Mais là n'est pas le seul écueil que nous réserve cette construction archaïsante à double subjonctif. À en croire Thomas, « on dit indifféremment : Plaise à Dieu que... ou Plût à Dieu que... » Indifféremment ? L'Académie n'est pas loin de dresser le même constat dans les différentes éditions de son Dictionnaire depuis 1835 : Plaise à Dieu, plût à Dieu que, « façons de parler dont on se sert pour marquer qu'on souhaite quelque chose. Plaise à Dieu qu'il revienne sain et sauf ! Plût à Dieu que cela fût ! On dit aussi absolument, Plût à Dieu ! [= je le souhaite fort] » − à ceci près qu'elle laisse entendre à travers les exemples proposés que, concordance des temps oblige, plaise à réclame un subjonctif présent (ou passé), et plût à, un subjonctif imparfait (ou plus-que-parfait). Mais voilà que, divine surprise, les Immortels innovent dans la neuvième édition (2011) : « Plaise à Dieu, plût à Dieu que…, pour exprimer un souhait, un vœu, un regret. Plaise à Dieu qu'il revienne sain et sauf ! Plût au Ciel que cette nouvelle fût fausse ! » Un souhait, un vœu, et même une prière, rien que de très cohérent me direz-vous avec le subjonctif employé comme optatif, mais un regret ? La position de Girodet se veut encore plus tranchée : « 1. Plaise à Dieu, plaise au Ciel que + subjonctif exprime un souhait : Plaise à Dieu que notre ami soit averti à temps ! 2. Plût à Dieu, plût au Ciel que + subjonctif exprime un regret : Plût à Dieu que notre ami fût encore vivant ! » (2) Oserai-je avouer que cette présentation me paraît pour le moins maladroite ? Car enfin, elle donne l'impression que, par analogie avec le premier exemple qui s'interprète aisément en « je souhaite que notre ami soit averti à temps », le second signifie « je regrettais que notre ami fût encore vivant » ! Dieu merci, il n'en est évidemment rien : le sens est « (je voudrais, je souhaiterais qu'il) plût à Dieu que notre ami fût encore vivant », ce que l'on peut rendre par « si seulement notre ami était encore vivant ». D'où ma préférence pour la formulation de Léon Clédat (Revue de philologie, 1923) : « [On écrit :] Plût à Dieu ! au lieu de : Plaise à Dieu !, quand on veut marquer un doute actuel ou passé sur la possibilité de réalisation du vœu » et, a fortiori, quand on sait que celui-ci est irréalisable. Comparez (3) :
Signalons encore les variantes À Dieu ne plaise (que) et ce qu'à Dieu ne plaise, « façons de parler dont on se sert pour témoigner l'éloignement ou l'aversion que l'on a pour quelque chose », selon la huitième édition du Dictionnaire de l'Académie : À Dieu ne plaise que je vous déplaise (= je souhaite qu'il ne plaise pas à Dieu que je vous déplaise, d'où Dieu fasse que je ne vous déplaise pas) ou Si je vous déplais, ce qu'à Dieu ne plaise (= Dieu fasse que cela n'arrive pas), je quitterai cette maison. Il est à noter que dans la seconde forme, employée sans régime et le plus souvent en incise, le pronom sujet ce renvoie au contexte qui précède.

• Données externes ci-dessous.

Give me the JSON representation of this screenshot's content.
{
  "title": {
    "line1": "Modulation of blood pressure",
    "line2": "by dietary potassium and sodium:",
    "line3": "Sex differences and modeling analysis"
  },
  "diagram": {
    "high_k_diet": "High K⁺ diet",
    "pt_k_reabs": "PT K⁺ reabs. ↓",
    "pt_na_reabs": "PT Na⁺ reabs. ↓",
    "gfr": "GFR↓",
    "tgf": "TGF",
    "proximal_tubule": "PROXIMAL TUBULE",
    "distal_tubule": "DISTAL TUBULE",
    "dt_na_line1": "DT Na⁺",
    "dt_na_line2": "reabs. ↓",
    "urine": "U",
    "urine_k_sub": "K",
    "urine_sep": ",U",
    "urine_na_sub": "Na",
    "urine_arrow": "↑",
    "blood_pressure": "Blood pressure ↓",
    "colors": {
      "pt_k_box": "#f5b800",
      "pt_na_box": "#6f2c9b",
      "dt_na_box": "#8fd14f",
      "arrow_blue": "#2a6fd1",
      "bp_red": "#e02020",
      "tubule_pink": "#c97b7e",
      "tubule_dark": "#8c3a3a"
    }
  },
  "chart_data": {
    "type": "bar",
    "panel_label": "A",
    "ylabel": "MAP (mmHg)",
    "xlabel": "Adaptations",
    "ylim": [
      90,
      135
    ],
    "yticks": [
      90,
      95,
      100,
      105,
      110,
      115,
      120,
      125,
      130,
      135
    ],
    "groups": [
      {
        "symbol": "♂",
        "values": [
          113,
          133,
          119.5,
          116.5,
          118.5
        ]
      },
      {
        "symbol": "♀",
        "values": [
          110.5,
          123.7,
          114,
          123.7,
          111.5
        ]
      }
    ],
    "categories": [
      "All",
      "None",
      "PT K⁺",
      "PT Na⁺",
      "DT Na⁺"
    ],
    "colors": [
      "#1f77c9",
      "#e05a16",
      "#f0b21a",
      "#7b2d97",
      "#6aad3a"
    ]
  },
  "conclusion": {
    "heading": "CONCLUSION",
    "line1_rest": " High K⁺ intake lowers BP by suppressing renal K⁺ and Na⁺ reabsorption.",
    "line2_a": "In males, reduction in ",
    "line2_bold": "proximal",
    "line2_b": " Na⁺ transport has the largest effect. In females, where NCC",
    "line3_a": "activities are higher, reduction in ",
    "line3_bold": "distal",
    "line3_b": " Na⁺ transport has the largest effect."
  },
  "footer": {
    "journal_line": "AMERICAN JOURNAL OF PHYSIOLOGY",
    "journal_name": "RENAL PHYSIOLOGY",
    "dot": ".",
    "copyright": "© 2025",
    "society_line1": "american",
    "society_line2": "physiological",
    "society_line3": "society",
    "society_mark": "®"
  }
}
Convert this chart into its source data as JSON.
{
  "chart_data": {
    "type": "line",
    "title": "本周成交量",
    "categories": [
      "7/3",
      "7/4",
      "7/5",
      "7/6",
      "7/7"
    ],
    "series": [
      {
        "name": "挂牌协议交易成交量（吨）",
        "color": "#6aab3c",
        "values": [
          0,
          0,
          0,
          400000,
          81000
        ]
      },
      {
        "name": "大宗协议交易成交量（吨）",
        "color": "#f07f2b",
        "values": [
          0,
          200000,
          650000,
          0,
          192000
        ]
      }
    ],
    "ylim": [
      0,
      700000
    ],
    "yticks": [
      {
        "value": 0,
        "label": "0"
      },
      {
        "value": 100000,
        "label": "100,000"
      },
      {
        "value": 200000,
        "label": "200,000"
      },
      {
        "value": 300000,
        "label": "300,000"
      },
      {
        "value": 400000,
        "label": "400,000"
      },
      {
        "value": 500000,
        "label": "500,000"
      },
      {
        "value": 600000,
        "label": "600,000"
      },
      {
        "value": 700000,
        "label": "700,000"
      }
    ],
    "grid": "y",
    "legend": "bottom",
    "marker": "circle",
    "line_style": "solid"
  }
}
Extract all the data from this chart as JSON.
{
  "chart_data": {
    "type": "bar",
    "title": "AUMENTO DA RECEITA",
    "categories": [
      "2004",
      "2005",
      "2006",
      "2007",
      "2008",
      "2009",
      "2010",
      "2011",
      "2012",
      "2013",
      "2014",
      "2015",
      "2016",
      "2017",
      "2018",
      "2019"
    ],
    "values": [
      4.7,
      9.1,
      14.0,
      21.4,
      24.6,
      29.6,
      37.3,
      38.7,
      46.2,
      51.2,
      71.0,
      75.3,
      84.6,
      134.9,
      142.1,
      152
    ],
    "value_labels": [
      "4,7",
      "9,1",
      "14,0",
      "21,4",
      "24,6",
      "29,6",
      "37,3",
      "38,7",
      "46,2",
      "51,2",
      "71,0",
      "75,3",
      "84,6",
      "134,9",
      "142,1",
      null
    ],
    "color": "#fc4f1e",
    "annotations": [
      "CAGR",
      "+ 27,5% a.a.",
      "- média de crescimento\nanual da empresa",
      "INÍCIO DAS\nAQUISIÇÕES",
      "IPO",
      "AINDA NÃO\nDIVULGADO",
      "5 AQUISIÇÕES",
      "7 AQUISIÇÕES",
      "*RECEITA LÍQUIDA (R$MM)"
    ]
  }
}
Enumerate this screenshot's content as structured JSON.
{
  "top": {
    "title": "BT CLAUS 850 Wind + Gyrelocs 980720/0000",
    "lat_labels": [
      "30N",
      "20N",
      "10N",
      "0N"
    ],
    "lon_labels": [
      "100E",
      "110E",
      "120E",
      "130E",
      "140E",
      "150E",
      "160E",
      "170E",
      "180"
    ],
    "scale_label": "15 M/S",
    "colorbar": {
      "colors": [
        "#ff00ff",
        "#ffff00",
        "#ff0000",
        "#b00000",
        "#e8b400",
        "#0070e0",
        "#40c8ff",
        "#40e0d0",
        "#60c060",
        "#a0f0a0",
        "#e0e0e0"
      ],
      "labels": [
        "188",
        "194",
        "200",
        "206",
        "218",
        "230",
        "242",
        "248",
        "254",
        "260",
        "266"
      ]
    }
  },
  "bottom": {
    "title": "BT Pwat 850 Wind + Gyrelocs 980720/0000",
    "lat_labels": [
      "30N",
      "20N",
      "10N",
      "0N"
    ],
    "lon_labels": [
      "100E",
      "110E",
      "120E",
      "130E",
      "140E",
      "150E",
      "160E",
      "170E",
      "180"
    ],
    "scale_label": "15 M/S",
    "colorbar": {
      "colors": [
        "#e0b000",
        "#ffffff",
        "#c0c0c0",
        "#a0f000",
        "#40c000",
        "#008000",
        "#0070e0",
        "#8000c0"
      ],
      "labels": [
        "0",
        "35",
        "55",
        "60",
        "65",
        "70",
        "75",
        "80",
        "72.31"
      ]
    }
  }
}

Vous trouvez ces formules un rien désuètes et par trop difficiles à manier ? Grand Dieu ! Mieux vaudrait alors prudemment vous en tenir, selon le contexte, à pourvu que, si jamais, si seulement ou autres équivalents. Puisse au moins le ciel vous garder de commettre une horreur du genre de celle trouvée dans cette traduction d'Homère datée de 1785 : « Ô reine, dit le sage héraut, plaisent aux dieux que ce soit là ton plus grand malheur ! » Dieu sait à quel point le diable est dans les détails...
(1) Dans les constructions du type Plaise (ou Plût) à Dieu (ou au ciel, à la providence, aux dieux...) que..., c'est la proposition conjonctive complétive qui suit qui est sujet réel de plaise (ou plût).
(2) On lit de même dans le Larousse en ligne, à propos des emplois absolus : « Plaise à Dieu s'emploie plutôt à propos d'un espoir, plût à Dieu à propos d'un regret : si je deviens riche un jour, plaise à Dieu... Mais : si j'étais encore jeune, plût à Dieu... »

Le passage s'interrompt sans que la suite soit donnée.